There are very few unique ideas in the world; don’t think you are the first person in the billions of people in the world to think of it. The difference between success and failure relies on a lot of factors, like management and customer service, but every successful product has some distinguishing characteristic, some competitive advantage, that sets it apart from the competitors.  These unique characteristics succeed because the customer sees more value in them—and consequently, in your product—than other products.

Not every successful feature translates into a competition-crushing product.  Your product may have a price advantage, but that might only appeal to a small part of the market interested in ease of use.  Your product may be blue instead of red, and that, for some crazy reason, might appeal to a huge part of the market, making your sales skyrocket. There are tons of examples of products in which a seemingly simple difference made a huge difference.

So, finding that simple difference can lead to success. How do you find it? I’ve been studying sales process for many years and I think I have an idea. In sales, one important thing to ask prospects is how they feel about the competitor’s product. If you can isolate what they like about the product they are currently using, then what they don’t like about it, you can build up your product’s similarities in the good things and your superiority in the bad things.

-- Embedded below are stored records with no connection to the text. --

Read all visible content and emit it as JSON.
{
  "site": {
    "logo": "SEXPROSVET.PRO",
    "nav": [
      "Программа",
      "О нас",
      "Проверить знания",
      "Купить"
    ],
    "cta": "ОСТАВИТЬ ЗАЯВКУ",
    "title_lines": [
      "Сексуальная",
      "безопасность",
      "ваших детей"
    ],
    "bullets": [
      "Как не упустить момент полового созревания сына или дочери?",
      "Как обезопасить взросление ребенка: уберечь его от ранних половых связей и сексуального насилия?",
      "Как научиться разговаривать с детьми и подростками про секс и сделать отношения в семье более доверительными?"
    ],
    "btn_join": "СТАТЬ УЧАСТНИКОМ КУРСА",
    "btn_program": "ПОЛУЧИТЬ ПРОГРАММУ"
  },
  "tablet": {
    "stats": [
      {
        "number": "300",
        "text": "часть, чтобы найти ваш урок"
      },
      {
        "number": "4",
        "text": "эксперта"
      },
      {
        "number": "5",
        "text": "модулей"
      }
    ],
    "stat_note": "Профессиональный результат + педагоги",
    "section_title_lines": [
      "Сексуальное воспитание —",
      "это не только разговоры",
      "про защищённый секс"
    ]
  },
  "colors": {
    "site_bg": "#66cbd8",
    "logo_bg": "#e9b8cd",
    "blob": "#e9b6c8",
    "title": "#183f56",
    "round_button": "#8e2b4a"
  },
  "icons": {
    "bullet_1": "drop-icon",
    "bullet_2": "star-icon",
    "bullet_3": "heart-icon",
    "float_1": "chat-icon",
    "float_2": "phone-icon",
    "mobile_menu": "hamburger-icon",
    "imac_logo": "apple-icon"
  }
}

Translate this for the product development process, the critical customer investigation (See Seven Steps of Customer Investigation, 4/09/15) you have to go through as you develop your feature set and you’ll see it’s really simple process.  You ask two questions:

  1. What do you like most about the product you are currently using?
  2. What would you change about the product you are currently using?

Let’s take a hypothetical case as an example. You are developing a new dog leash. You approach dog owners in a store or on a walk and start the customer interview. At some point, you should look for a compelling advantage.

“What do you like about the leash you’re using now?”

It’s pretty good. It retracts and keeps my dog under control.”

“What would you change if you could?”

“Well, it’s sort of hard to hold for more than 5 minutes. I keep having to shift hands.  Kind of bulky.’

Now, you get the important information in the follow up questions.

“So, you’d like it better if it were a little lighter and more comfortable to hold with just one hand, right?”

“That would be better, yes”

“Our product is specifically designed to retract and control the dog just as well as your current leash, but it is 50% lighter and the handle is shaped to make it more comfortable. Would that be something that you would see value in?”

“Absolutely. I would certainly take that into account when I’m in the market for a new leash.”

If you conduct 100 interviews and you keep hearing that complaint and response, you now know how to design your product to gain a competitive advantage.